Taliban commanders 'ready to talk'

Recent months have seen a number of 'feelers' from insurgents in response to president Hamid Karzai's offer of reconciliation talks
12 April 2012

There are encouraging signs that senior Taliban commanders may be ready to enter talks with Afghan authorities about ending their insurgency, the Foreign Office has said.

Recent months have seen a number of "feelers" from insurgents in response to president Hamid Karzai's offer of reconciliation talks without preconditions, said a senior Foreign Office official.

The official cautioned that no big breakthrough was expected imminently, but said that the Taliban figures involved were "sufficiently senior" for the development to be seen as significant.

President Karzai's drive to reintegrate Taliban fighters into mainstream Afghan society is a key plank of his strategy for the Kabul government to take over security responsibility for the whole of the country by the end of 2014.
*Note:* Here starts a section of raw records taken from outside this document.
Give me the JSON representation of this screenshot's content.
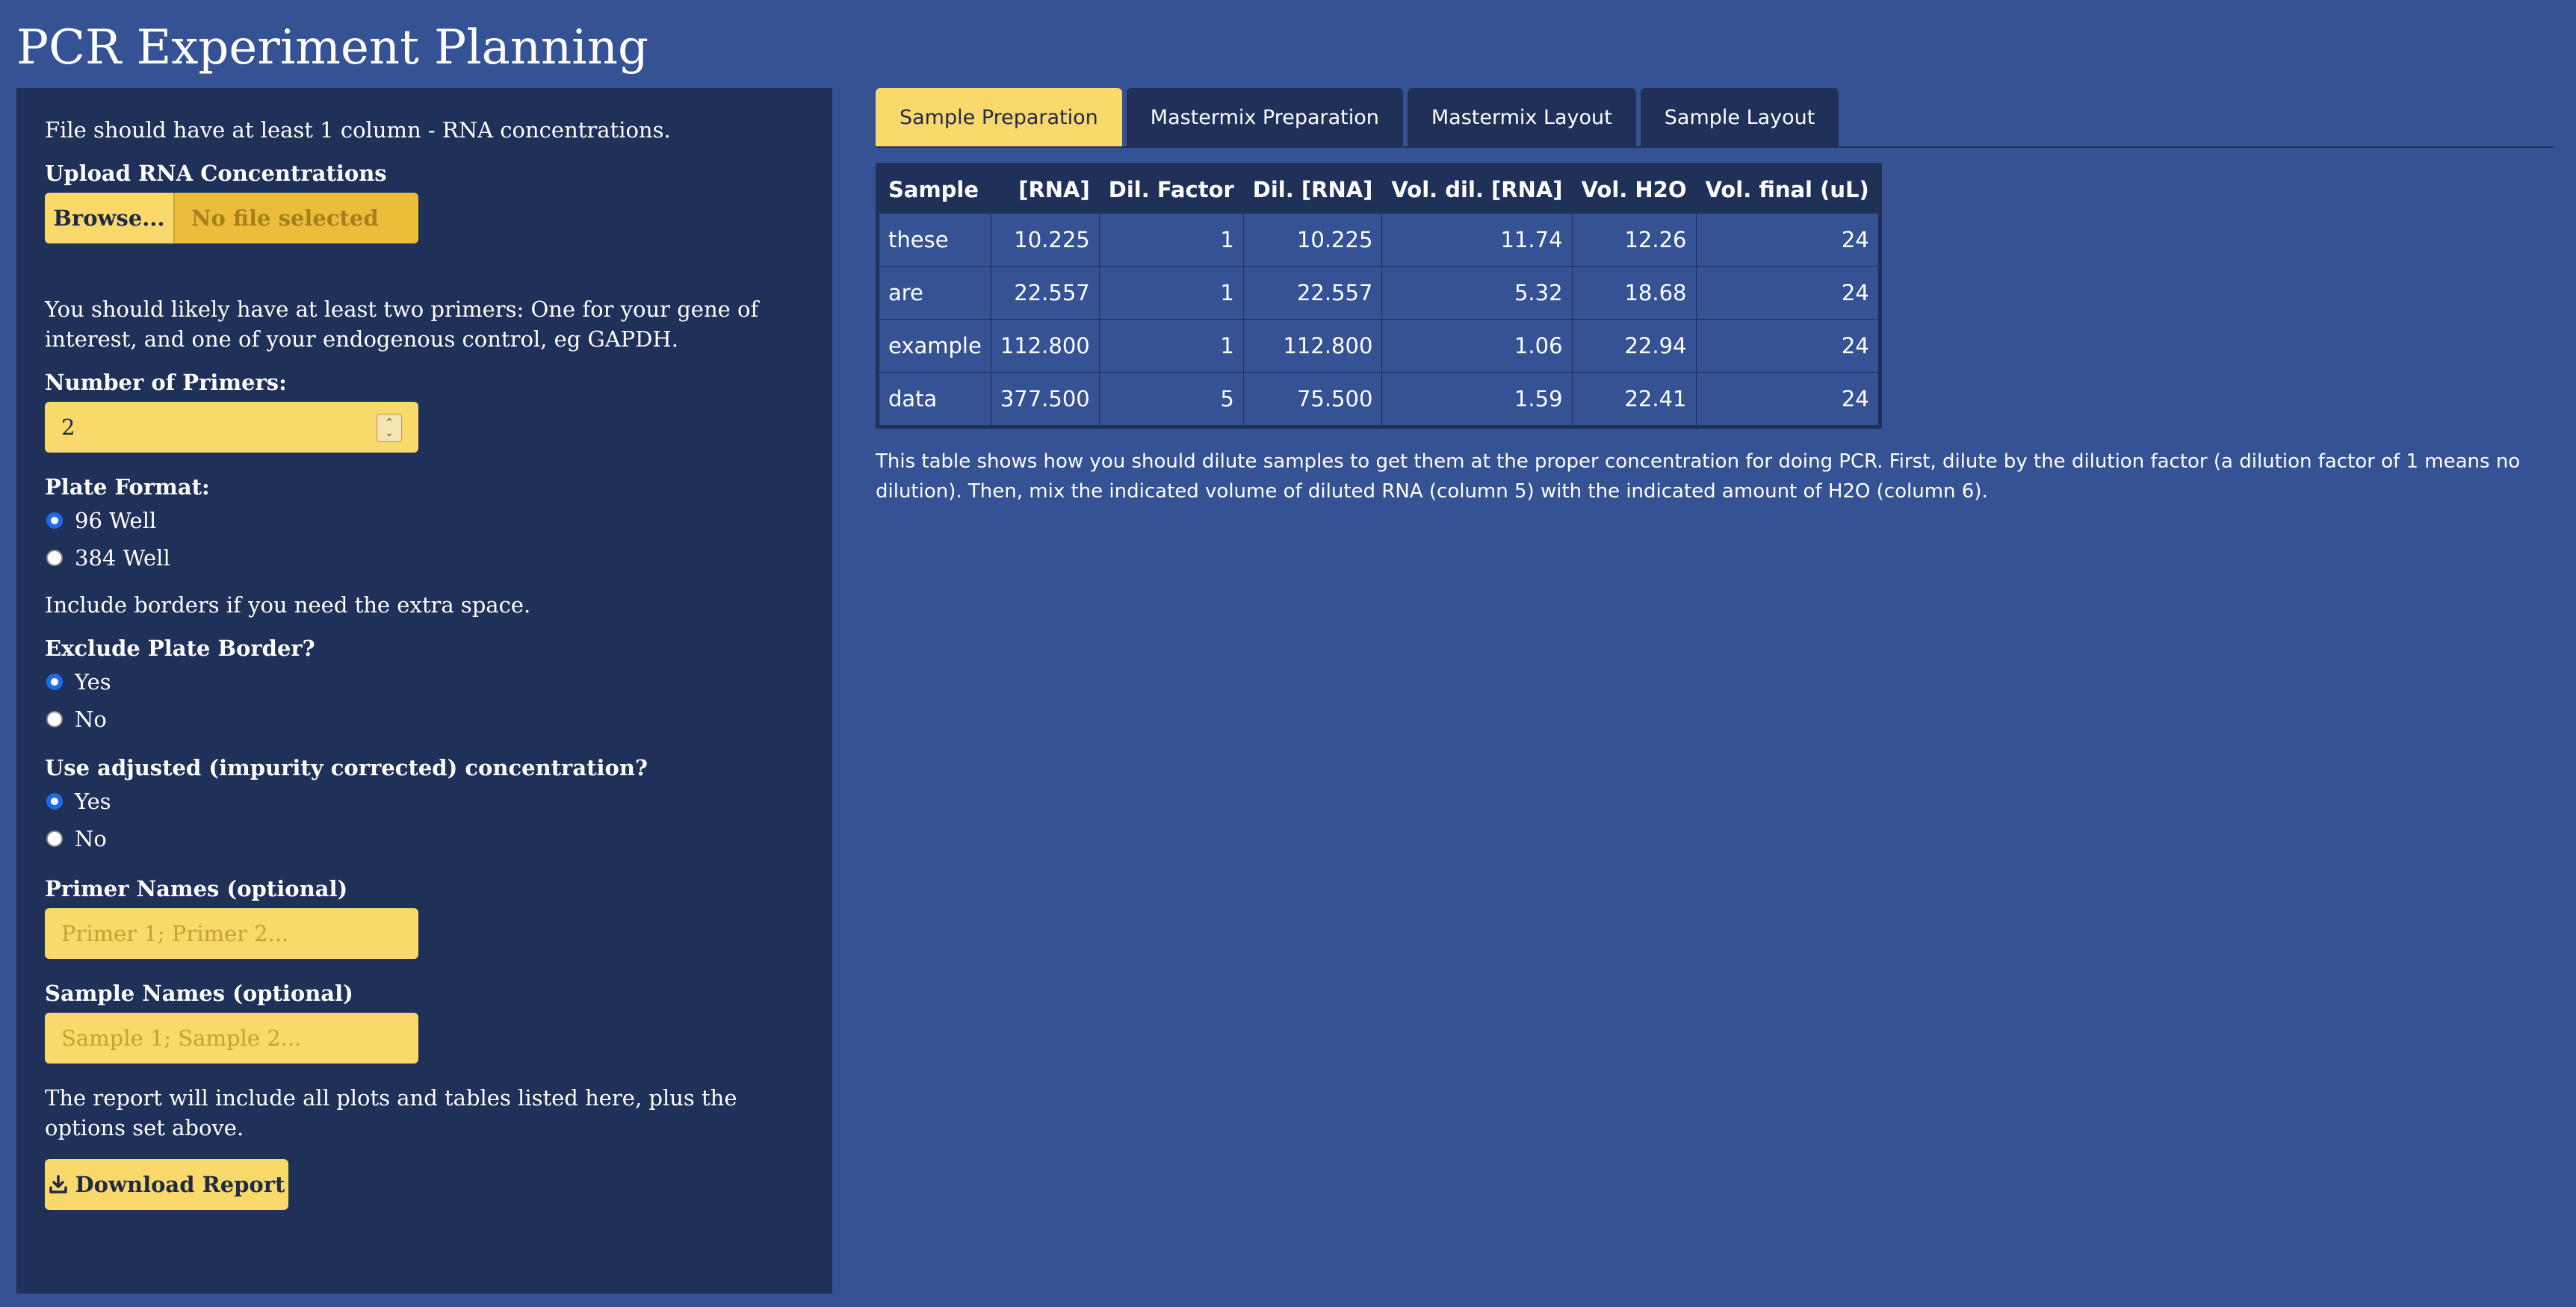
{
  "page": {
    "title": "PCR Experiment Planning"
  },
  "sidebar": {
    "upload_help": "File should have at least 1 column - RNA concentrations.",
    "upload_label": "Upload RNA Concentrations",
    "browse_label": "Browse...",
    "file_placeholder": "No file selected",
    "primer_help": "You should likely have at least two primers: One for your gene of interest, and one of your endogenous control, eg GAPDH.",
    "num_primers_label": "Number of Primers:",
    "num_primers_value": "2",
    "plate_format_label": "Plate Format:",
    "plate_format_options": [
      "96 Well",
      "384 Well"
    ],
    "plate_format_selected": "96 Well",
    "border_help": "Include borders if you need the extra space.",
    "exclude_border_label": "Exclude Plate Border?",
    "exclude_border_options": [
      "Yes",
      "No"
    ],
    "exclude_border_selected": "Yes",
    "adjusted_label": "Use adjusted (impurity corrected) concentration?",
    "adjusted_options": [
      "Yes",
      "No"
    ],
    "adjusted_selected": "Yes",
    "primer_names_label": "Primer Names (optional)",
    "primer_names_placeholder": "Primer 1; Primer 2...",
    "sample_names_label": "Sample Names (optional)",
    "sample_names_placeholder": "Sample 1; Sample 2...",
    "report_help": "The report will include all plots and tables listed here, plus the options set above.",
    "download_label": "Download Report"
  },
  "tabs": [
    {
      "label": "Sample Preparation",
      "active": true
    },
    {
      "label": "Mastermix Preparation",
      "active": false
    },
    {
      "label": "Mastermix Layout",
      "active": false
    },
    {
      "label": "Sample Layout",
      "active": false
    }
  ],
  "table": {
    "headers": [
      "Sample",
      "[RNA]",
      "Dil. Factor",
      "Dil. [RNA]",
      "Vol. dil. [RNA]",
      "Vol. H2O",
      "Vol. final (uL)"
    ],
    "rows": [
      [
        "these",
        "10.225",
        "1",
        "10.225",
        "11.74",
        "12.26",
        "24"
      ],
      [
        "are",
        "22.557",
        "1",
        "22.557",
        "5.32",
        "18.68",
        "24"
      ],
      [
        "example",
        "112.800",
        "1",
        "112.800",
        "1.06",
        "22.94",
        "24"
      ],
      [
        "data",
        "377.500",
        "5",
        "75.500",
        "1.59",
        "22.41",
        "24"
      ]
    ]
  },
  "caption": "This table shows how you should dilute samples to get them at the proper concentration for doing PCR. First, dilute by the dilution factor (a dilution factor of 1 means no dilution). Then, mix the indicated volume of diluted RNA (column 5) with the indicated amount of H2O (column 6).",
  "colors": {
    "background": "#355294",
    "panel": "#1f3059",
    "accent": "#f9d86c",
    "radio_checked": "#1d6be8"
  }
}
But it suffered a major setback in November when a man claiming to be the Taliban's second-ranking mullah was exposed as an impostor, following meetings with Afghan government and Nato officials, facilitated by the UK.
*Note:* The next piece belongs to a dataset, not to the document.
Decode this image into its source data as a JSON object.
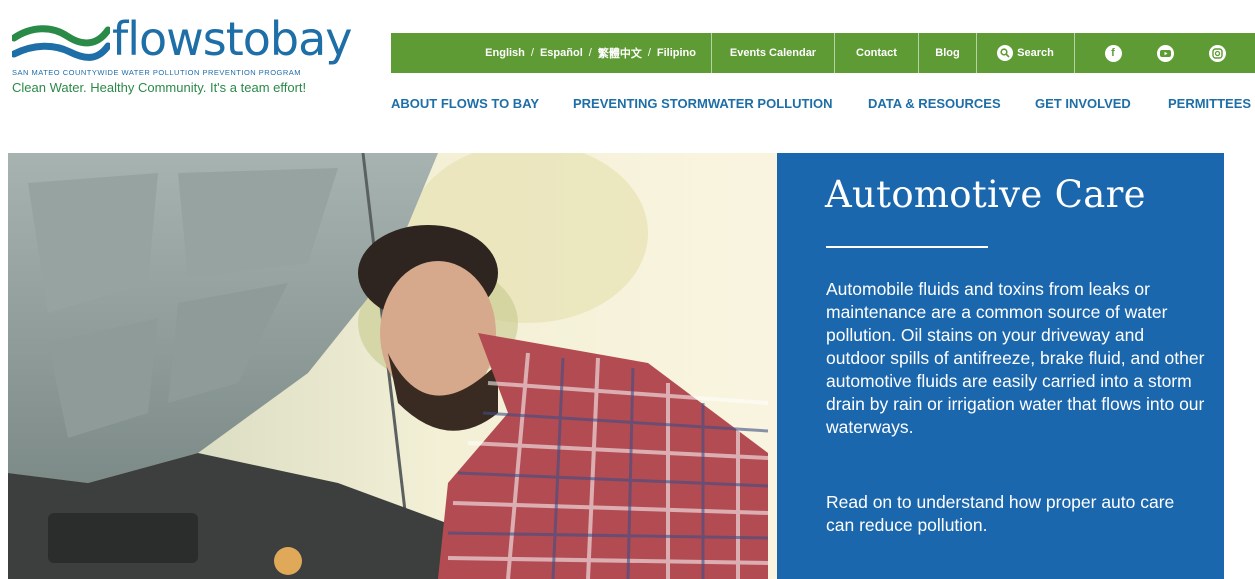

The humiliating scam raised fears that efforts to establish lines of communication with the Taliban leadership were failing and that the reconciliation drive was attracting only foot soldiers with no wider influence on the insurgency.

The London Conference on Afghanistan a year ago gave Mr Karzai authority to pursue reconciliation and reintegration talks with the Taliban, and the establishment of a High Peace Council in September offered a formal route for meetings.

But the Foreign Office official suggested that progress may come more quickly from the informal approaches now being made in the south of the country.

The process may gain momentum in the summer, when Taliban predictions of a withdrawal of international troops fail to materialise.

Keeping up military pressure will play a key role in "taking the wind out of the sails of Taliban rhetoric" and encouraging insurgents to seek a political solution, said the official.